Pedro Castillo Terrones fue elegido presidente del Perú con la esperanza de que lograría mejorar las condiciones de vida de los peruanos, sobre todo de aquellos que se sienten excluidos de los beneficios del crecimiento y el desarrollo. Quienes votaron por él en primera vuelta lo hicieron con la idea de que, al ser un hombre del campo, podría entender mejor las necesidades de los más pobres del país. Quienes le dieron su voto en la segunda vuelta lo hicieron con el hígado, para impedir que ganara Keiko Fujimori. Y lo hicieron a sabiendas de que Castillo no estaba preparado para gobernar. Que con él llegaba la izquierda recalcitrante, retrógrada y corrupta. Esa prima hermana de Sendero Luminoso y sus herederos que venían para capturar el poder y quedarse. Y como no podía ser de otra manera, en los primeros cinco meses de su gobierno, Pedro Castillo nos ha demostrado una incapacidad absoluta para gobernar un país de ingreso medio alto como el Perú.
Castillo es, como bien lo ha descrito Moisés Lemlij, un hijo del azar. Y es que, en este país de desconcertadas gentes, es preferible tirarnos al abismo –una vez más– y condenar a la pobreza y la miseria a millones de peruanos, pero sabiéndonos dignos, decentes, moralmente responsables. Y en esa superioridad moral nos declaramos vigilantes. Una más de las tantas mentiras que nos contamos mientras nos miramos el ombligo y juramos que estamos cada vez más cerca de la OCDE, lenguaje inclusivo de por medio.
El Perú está muy lejos de ser una democracia funcional. Los distintos niveles de gobierno –el gobierno central, los gobiernos regionales y las municipalidades provinciales y distritales– han sido capturados por el crimen organizado. Sea porque miembros de las mafias que operan en el país postulan directamente a cargos de elección popular a través de movimientos políticos o porque compran al poder de turno en beneficio de sus grandes negocios. Y estamos tan acostumbrados a la corrupción que ya nadie se sorprende. Karelim López y Samir Abudayeh serán en pocas semanas solo una anécdota más en un país que lucha por salir del subdesarrollo. ¿O será tal vez que estamos tan cómodos en la miseria y la corrupción que somos nosotros mismos quienes nos metemos cabe, para luego fingir indignación?

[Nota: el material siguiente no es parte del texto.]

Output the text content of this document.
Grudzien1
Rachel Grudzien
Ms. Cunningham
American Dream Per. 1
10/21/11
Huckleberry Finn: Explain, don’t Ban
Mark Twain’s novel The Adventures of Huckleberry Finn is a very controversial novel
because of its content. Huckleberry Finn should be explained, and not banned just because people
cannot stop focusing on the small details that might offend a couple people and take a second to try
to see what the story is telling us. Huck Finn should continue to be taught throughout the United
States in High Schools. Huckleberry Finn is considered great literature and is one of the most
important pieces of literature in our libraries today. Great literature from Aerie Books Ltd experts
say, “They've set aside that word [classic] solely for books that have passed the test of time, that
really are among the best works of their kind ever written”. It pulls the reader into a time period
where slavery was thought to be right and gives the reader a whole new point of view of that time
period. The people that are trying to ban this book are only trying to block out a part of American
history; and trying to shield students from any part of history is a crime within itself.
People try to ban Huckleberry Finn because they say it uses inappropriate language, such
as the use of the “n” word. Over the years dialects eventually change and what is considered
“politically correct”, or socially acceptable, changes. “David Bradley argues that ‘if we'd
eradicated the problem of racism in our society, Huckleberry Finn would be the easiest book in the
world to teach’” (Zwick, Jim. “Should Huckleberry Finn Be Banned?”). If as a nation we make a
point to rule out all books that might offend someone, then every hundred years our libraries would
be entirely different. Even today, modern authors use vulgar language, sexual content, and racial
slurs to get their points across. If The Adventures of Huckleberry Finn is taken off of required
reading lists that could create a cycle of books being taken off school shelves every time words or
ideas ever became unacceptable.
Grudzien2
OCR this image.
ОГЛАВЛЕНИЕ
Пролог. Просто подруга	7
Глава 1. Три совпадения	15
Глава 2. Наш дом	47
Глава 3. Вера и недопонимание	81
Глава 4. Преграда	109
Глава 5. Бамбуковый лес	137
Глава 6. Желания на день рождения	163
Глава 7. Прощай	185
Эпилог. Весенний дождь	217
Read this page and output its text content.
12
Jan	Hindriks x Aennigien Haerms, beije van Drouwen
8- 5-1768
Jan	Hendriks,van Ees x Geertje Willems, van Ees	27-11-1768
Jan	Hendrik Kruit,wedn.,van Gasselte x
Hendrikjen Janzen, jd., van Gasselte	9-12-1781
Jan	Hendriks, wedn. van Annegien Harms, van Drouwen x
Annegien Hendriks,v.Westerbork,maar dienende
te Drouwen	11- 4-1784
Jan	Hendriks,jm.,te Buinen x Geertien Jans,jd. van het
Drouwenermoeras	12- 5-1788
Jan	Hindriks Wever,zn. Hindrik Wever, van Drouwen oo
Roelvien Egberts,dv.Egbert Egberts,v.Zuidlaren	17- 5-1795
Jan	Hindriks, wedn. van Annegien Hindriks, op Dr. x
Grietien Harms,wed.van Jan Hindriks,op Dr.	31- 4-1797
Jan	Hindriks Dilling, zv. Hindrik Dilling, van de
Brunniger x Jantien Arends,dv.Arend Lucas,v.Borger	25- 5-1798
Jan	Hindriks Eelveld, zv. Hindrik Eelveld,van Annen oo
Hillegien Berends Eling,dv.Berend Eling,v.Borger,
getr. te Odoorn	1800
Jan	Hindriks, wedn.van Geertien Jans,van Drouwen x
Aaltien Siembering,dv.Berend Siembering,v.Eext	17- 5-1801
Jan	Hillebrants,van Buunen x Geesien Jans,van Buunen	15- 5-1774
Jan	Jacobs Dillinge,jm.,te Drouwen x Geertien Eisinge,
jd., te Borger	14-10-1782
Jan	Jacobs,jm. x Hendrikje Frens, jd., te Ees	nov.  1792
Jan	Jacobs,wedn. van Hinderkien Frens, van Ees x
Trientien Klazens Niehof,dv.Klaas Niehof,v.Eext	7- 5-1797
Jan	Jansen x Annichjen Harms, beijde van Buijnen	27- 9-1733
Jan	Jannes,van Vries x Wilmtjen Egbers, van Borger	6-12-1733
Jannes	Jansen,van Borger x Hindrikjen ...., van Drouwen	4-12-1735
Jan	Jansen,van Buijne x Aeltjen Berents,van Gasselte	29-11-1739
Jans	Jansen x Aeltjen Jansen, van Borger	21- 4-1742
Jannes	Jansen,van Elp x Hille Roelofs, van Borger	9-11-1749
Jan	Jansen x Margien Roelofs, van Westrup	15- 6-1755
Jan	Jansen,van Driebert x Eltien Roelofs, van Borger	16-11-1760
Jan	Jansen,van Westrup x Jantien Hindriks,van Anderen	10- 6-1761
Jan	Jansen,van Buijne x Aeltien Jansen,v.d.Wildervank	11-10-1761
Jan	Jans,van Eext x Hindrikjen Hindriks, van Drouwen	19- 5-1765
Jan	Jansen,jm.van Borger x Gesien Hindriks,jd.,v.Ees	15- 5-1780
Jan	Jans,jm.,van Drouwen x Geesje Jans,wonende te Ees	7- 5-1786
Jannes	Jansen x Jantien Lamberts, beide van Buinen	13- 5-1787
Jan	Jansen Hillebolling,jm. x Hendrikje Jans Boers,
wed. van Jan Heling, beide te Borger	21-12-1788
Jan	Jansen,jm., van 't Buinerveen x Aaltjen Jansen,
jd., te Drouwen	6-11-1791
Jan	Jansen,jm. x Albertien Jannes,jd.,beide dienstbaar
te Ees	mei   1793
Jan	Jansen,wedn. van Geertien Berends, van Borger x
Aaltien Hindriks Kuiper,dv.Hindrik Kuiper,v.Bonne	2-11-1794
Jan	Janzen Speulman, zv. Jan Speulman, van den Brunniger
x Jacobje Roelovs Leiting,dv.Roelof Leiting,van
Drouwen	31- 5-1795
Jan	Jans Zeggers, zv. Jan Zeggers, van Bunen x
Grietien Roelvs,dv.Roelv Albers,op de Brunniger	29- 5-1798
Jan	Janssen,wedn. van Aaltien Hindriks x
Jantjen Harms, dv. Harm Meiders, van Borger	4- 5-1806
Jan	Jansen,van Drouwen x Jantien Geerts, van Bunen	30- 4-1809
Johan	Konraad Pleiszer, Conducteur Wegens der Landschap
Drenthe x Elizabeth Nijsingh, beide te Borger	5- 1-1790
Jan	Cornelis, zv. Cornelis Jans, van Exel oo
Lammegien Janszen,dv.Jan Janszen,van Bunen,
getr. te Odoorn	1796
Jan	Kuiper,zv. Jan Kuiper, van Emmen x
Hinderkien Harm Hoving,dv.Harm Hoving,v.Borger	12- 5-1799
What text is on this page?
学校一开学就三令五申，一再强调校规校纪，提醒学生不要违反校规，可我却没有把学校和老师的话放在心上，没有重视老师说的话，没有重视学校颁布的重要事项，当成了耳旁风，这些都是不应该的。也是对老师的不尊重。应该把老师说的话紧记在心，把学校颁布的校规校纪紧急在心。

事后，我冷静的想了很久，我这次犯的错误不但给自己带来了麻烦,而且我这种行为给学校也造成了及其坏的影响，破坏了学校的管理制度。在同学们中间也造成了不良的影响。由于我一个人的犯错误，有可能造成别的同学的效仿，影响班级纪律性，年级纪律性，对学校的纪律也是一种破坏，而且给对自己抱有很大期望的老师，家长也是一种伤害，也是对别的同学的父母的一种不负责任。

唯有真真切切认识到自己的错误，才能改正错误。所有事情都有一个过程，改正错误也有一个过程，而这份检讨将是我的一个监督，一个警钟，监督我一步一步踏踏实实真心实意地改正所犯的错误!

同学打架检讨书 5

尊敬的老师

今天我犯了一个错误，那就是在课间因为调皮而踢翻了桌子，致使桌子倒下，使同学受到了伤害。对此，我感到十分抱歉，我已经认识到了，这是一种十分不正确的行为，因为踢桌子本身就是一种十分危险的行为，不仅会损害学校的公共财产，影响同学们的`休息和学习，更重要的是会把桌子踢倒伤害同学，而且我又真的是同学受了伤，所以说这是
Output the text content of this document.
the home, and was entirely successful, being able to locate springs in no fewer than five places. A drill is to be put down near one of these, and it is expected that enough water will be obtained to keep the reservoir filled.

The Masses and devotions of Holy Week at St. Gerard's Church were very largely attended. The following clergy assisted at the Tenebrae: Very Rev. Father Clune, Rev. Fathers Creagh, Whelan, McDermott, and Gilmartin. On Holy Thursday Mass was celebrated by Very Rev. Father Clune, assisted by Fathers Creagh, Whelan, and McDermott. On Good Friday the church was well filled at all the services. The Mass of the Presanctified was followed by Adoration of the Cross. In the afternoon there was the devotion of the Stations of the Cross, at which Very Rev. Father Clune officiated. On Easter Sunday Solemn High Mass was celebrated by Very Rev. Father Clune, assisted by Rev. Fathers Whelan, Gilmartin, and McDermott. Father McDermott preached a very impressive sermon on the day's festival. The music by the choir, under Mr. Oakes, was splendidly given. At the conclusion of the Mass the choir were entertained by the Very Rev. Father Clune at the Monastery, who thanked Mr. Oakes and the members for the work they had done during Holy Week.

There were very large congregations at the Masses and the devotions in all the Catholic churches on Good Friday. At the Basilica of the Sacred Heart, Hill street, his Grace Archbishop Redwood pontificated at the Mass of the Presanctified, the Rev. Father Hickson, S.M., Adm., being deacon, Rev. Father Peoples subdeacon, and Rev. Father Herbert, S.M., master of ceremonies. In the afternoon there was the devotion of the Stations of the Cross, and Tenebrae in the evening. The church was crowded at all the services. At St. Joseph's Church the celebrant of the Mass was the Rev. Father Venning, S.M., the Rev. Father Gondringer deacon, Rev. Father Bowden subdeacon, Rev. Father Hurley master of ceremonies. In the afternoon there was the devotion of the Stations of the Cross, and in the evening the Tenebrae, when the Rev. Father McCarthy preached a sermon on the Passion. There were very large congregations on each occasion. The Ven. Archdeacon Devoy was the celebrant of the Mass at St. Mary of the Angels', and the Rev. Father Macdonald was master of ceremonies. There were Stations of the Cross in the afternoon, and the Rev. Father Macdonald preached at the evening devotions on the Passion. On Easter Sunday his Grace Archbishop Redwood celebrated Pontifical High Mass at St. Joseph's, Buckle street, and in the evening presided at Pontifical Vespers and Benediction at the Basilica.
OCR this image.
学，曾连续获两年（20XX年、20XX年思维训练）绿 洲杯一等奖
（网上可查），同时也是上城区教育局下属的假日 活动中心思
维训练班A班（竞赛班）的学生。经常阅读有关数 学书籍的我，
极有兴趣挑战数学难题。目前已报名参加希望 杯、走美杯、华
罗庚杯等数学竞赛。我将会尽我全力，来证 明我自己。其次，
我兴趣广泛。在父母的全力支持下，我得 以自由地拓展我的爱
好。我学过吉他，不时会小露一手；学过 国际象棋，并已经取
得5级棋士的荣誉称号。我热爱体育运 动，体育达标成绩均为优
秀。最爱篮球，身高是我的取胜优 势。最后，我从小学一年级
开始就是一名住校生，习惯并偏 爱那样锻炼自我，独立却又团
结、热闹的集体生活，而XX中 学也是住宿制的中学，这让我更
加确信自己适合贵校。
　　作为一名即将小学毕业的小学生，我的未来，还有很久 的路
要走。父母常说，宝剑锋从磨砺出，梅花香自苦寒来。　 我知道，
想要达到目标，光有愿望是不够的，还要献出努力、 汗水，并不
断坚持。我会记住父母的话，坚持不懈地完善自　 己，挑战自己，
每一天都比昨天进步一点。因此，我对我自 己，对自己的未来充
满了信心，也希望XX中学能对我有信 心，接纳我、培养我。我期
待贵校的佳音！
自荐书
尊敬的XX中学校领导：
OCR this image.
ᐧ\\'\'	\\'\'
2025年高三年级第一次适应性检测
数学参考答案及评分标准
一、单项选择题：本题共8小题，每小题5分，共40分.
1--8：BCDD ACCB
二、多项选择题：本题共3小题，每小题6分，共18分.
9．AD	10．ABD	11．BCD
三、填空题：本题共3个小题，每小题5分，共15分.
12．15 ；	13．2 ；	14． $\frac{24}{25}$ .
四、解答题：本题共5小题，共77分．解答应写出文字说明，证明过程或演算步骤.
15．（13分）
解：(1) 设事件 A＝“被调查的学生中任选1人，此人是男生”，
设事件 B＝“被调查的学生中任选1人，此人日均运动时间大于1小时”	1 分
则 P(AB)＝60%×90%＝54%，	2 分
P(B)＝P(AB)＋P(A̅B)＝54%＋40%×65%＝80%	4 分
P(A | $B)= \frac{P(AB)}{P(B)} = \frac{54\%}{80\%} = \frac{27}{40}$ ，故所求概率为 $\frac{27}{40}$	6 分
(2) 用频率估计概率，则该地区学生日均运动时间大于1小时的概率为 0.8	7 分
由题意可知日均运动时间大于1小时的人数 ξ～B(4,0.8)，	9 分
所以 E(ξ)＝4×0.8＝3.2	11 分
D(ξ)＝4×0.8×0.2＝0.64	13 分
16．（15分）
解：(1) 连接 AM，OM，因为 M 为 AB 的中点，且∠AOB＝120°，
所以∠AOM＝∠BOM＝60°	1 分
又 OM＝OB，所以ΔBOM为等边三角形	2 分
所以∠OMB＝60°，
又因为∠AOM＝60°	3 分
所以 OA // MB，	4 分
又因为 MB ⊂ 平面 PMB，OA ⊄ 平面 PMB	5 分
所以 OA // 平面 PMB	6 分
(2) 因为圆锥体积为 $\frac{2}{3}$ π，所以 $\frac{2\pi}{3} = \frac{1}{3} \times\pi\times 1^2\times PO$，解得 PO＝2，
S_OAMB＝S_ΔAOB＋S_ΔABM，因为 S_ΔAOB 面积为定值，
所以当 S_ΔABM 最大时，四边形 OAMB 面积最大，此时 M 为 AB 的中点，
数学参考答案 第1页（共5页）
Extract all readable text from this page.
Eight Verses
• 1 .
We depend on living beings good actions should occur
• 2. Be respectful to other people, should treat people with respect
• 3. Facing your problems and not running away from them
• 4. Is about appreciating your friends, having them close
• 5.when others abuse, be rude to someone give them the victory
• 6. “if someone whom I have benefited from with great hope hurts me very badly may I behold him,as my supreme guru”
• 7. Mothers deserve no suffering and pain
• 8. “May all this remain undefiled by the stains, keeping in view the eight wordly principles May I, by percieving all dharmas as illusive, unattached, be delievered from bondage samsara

En estos cinco meses de gobierno, Castillo nos ha regalado 87 escándalos de corrupción, ilegalidad y abuso de poder. Juan Silva, el ministro de Transportes que pone la cabeza de funcionarios públicos en manos de mafias del transporte a quienes, además, ofrece leyes para condonar multas de tránsito, sigue en el cargo. Su ministerio tiene un presupuesto de S/12.546,51 millones para el 2022, 70% del cual será dirigido a proyectos de infraestructura vial, portuaria, ferroviaria y aeroportuaria. ¿Podemos los peruanos confiar en que, dados los antecedentes, esos procesos se adjudicarán con transparencia, priorizándose aquellos más urgentes? Permítame ponerlo en duda.
La corrupción enriquece a unos cuantos a costa de la gran mayoría de peruanos. Pero afecta en mayor medida a los peruanos más pobres, aquellos que necesitan del Estado para satisfacer sus necesidades básicas, como poder alimentarse. Son esos peruanos con los que juega Pedro Castillo, y quienes más están siendo afectados con la incertidumbre generada por el Gobierno y las políticas que, desde la PCM y el MEF, impulsan Mirtha Vásquez y Pedro Francke. Quienes, por cierto, son dos de los mejores cuadros de Verónika Mendoza. Saque su línea.
A pesar de lo anterior, el presidente de todos los peruanos aprovecha las fiestas y se toma unos días libres en su natal Chota, aunque aún no tengamos ministro de Educación. El país está nuevamente, como tantas veces en nuestra historia, a la deriva y la indignación selectiva no va a lograr sacarnos de la crisis.